Hay cuestiones que vienen marcadas por la regulación jurídica, como es el caso de la accesibilidad física, que son fácilmente comprobables. Sin embargo, la gran mayoría de las casuísticas no son tan fáciles de detectar y exigen tanto la participación activa de la entidad museística como del colectivo excluido.
¿Cómo? Por parte del museo dedicando recursos (humanos y materiales) a actividades inclusivas, y por parte de los colectivos, participando –directamente a través de asociaciones, o de manera delegada a través de las Administraciones Públicas y otras organizaciones de alcance similar– para que las entidades museísticas entiendan en qué consiste el fenómeno de la inclusión en la especificidad de sus circunstancias (no es lo mismo una minoría religiosa que personas mayores con ingresos limitados), los resultados a conseguir y los medios para lograrlo. Como ejemplo, en el caso de las personas con discapacidad, Naciones Unidas señala en el artículo 30 de su Convención Internacional al respecto, que el aspecto primordial es que tengan acceso a materiales, programas y lugares accesibles.

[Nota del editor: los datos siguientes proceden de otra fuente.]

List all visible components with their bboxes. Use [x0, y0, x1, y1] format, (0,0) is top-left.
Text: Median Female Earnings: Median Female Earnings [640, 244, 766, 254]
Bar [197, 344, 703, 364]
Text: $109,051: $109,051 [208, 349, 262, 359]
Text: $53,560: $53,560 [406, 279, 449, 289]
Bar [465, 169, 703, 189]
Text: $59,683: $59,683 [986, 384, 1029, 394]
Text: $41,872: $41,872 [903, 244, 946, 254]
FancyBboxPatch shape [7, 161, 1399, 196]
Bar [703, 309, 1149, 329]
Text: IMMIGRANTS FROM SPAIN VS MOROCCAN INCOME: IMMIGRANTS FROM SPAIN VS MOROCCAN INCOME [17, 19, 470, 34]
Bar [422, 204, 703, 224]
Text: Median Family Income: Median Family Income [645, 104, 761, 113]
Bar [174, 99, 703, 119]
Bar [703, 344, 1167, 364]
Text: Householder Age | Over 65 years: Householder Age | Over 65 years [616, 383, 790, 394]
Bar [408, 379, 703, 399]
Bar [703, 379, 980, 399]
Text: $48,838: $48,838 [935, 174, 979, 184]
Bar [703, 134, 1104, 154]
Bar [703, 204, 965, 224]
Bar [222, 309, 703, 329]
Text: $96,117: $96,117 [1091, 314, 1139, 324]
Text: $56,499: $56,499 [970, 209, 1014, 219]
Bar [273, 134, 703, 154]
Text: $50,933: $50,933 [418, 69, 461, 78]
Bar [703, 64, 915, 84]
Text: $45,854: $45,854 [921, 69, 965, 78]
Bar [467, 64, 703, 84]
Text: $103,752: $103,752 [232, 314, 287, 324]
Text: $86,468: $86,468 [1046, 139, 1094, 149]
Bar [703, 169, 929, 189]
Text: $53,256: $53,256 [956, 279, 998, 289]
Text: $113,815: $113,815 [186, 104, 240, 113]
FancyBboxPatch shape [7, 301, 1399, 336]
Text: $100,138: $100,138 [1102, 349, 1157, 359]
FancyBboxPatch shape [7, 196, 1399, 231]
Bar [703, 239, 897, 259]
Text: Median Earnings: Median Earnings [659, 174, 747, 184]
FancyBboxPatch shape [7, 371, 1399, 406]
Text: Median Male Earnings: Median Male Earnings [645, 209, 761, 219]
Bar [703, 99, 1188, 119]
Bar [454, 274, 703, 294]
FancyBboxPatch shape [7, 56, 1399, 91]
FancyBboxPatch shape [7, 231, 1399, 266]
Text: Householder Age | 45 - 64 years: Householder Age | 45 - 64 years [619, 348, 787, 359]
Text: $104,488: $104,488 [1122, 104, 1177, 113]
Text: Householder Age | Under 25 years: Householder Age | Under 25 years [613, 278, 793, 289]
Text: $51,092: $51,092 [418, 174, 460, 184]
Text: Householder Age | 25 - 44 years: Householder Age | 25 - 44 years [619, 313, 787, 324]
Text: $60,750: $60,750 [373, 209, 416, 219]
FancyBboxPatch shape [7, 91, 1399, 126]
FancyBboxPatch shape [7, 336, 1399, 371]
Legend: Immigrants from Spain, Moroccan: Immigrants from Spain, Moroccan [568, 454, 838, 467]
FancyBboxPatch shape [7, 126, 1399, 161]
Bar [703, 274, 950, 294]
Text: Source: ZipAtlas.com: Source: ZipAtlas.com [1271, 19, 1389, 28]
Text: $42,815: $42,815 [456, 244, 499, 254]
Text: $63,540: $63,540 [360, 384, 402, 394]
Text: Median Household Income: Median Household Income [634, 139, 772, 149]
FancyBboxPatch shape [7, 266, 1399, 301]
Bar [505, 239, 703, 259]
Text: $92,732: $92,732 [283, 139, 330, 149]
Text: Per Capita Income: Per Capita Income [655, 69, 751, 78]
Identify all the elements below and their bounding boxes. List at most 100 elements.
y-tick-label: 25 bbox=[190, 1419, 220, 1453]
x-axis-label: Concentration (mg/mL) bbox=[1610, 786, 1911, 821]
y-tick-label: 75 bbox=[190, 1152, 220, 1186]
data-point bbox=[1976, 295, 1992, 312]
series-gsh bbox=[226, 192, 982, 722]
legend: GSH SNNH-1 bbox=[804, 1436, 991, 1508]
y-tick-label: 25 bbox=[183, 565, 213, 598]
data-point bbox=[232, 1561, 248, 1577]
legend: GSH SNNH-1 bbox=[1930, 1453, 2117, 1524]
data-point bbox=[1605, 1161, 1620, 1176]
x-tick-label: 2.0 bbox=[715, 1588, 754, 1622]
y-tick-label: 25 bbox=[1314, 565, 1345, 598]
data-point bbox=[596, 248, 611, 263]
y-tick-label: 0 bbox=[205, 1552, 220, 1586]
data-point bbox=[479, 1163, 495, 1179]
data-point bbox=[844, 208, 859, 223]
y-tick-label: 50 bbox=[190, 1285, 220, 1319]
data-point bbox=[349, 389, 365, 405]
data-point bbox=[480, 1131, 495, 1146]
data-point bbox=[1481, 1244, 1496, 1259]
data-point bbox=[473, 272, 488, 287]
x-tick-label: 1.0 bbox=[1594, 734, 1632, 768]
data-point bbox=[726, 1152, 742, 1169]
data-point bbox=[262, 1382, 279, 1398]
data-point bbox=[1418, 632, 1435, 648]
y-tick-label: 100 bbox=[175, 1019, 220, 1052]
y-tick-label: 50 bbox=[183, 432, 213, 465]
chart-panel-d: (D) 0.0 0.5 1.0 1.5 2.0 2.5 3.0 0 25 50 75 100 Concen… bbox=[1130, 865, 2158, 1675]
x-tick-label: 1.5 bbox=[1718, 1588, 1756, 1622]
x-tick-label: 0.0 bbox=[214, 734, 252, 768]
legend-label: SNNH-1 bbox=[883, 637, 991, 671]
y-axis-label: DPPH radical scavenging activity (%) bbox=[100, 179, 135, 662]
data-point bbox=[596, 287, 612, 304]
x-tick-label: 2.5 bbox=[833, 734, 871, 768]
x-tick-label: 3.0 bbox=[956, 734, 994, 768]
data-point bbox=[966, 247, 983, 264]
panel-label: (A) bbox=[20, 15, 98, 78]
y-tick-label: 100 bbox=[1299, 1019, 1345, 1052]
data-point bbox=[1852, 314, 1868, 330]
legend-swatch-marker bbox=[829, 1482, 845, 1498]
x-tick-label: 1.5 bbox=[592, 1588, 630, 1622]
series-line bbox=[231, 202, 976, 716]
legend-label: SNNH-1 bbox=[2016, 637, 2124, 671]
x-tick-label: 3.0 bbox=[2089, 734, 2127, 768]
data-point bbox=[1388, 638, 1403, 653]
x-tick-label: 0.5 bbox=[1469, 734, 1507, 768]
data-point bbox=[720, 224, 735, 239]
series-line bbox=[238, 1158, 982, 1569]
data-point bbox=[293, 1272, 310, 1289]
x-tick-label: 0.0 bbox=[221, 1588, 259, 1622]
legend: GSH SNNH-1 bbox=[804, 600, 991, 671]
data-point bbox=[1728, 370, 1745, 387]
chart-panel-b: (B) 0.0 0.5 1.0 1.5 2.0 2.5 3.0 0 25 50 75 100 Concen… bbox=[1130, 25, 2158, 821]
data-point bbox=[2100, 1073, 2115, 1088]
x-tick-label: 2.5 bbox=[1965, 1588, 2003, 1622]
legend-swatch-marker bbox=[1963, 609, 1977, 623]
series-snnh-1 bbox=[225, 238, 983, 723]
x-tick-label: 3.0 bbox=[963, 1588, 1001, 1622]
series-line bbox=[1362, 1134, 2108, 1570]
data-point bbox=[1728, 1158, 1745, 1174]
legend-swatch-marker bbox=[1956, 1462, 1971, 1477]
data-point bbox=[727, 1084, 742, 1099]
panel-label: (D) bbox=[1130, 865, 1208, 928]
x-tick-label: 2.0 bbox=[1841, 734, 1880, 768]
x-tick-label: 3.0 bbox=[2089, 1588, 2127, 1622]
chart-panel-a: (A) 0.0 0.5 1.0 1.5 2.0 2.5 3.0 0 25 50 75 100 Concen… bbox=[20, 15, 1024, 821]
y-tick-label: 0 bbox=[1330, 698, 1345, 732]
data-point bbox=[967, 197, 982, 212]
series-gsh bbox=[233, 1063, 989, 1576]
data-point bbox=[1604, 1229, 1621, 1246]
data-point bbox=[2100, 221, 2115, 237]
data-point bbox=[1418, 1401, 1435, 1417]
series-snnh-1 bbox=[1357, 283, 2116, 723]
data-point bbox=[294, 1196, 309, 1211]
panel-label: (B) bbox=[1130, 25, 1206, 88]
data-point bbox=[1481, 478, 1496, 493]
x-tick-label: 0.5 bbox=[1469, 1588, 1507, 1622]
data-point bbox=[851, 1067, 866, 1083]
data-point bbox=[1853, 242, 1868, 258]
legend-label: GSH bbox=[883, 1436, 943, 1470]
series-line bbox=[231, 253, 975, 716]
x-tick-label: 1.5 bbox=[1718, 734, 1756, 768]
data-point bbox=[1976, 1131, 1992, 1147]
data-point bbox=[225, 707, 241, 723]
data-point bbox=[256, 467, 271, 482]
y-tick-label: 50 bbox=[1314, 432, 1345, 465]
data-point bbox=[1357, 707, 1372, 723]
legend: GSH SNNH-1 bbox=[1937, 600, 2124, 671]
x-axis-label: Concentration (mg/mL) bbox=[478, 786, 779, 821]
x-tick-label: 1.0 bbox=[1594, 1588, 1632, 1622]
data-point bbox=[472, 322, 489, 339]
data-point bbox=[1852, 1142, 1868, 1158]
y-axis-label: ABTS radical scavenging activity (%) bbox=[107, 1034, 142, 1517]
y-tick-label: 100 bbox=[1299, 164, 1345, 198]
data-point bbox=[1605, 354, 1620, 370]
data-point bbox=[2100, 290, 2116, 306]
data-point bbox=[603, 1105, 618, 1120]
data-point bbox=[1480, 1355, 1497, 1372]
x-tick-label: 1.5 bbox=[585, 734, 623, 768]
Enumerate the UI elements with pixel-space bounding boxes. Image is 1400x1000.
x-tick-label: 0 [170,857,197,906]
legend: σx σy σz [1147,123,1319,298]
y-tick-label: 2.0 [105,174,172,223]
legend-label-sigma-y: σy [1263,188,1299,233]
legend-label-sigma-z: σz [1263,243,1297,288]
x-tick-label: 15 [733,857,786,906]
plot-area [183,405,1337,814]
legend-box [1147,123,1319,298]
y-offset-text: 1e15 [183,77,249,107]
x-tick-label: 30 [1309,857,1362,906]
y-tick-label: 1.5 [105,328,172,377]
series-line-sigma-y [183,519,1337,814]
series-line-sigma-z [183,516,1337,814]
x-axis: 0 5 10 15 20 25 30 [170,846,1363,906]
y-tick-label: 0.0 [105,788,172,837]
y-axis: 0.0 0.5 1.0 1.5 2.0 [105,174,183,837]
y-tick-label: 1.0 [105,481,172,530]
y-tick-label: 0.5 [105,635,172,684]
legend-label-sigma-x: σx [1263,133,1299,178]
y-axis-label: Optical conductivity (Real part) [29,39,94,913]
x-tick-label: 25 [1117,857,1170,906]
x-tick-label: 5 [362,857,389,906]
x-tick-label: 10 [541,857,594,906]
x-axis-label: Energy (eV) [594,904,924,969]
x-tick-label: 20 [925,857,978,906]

Al hilo de este objetivo, señalar que el propósito último no es solo el acceso de estas personas a los lugares y a los contenidos de los que han estado alejados, sino que todos y cada uno de los que formamos parte de este asunto colectivo que es la sociedad, aportemos y colaboremos a su progreso y desarrollo. Y lo que está claro es que la cultura como motor inspirador de la innovación, la creatividad, el descubrimiento, el bienestar personal, el diálogo, la empatía y la observación del otro, es un medio fundamental para lograrlo.
¿Cómo incluir?
Para ello, estos fines han de ser concretados en objetivos, políticas, programas y acciones acordes a las características, posibilidades y condicionantes del colectivo a incluir. Las asociaciones que las representan tienen mucho que decir y hacer en su diseño, ejecución y evaluación.
Cada museo ha de determinar qué acciones realizará destinadas a integrar colectivos excluidos, para lo cual ha de tener muy en cuenta las necesidades que en esta materia tenga la comunidad local en la que está asentada. Esto exige conocerla manteniendo una política proactiva de diálogo con sus públicos de interés, lo que incluye a empleados (sensibilizándolos y formándolos en esta materia), usuarios (con canales de comunicación a través de los cuales hacer llegar sus propuestas y comentarios), administraciones públicas (conocedores de la situación desde su perspectiva de gestión pública) y la sociedad en general (transmitiéndole de manera directa –web, redes sociales…– como indirecta –medios de comunicación– su actitud proactiva ante estos temas).
Así es como de este proceso, y en colaboración con las asociaciones pertinentes, habrían de surgir iniciativas propias o en red (en colaboración con otras entidades) que hagan que el museo sea un agente activo en la inclusión de personas –es decir, un museo inclusivo– que encuentran que las líneas generales del funcionamiento de nuestro modelo de sociedad no las tienen en cuenta o no las considera tal y como merecen, impidiéndoles tanto el disfrute de sus posibilidades como la posibilidad de colaborar en su diseño.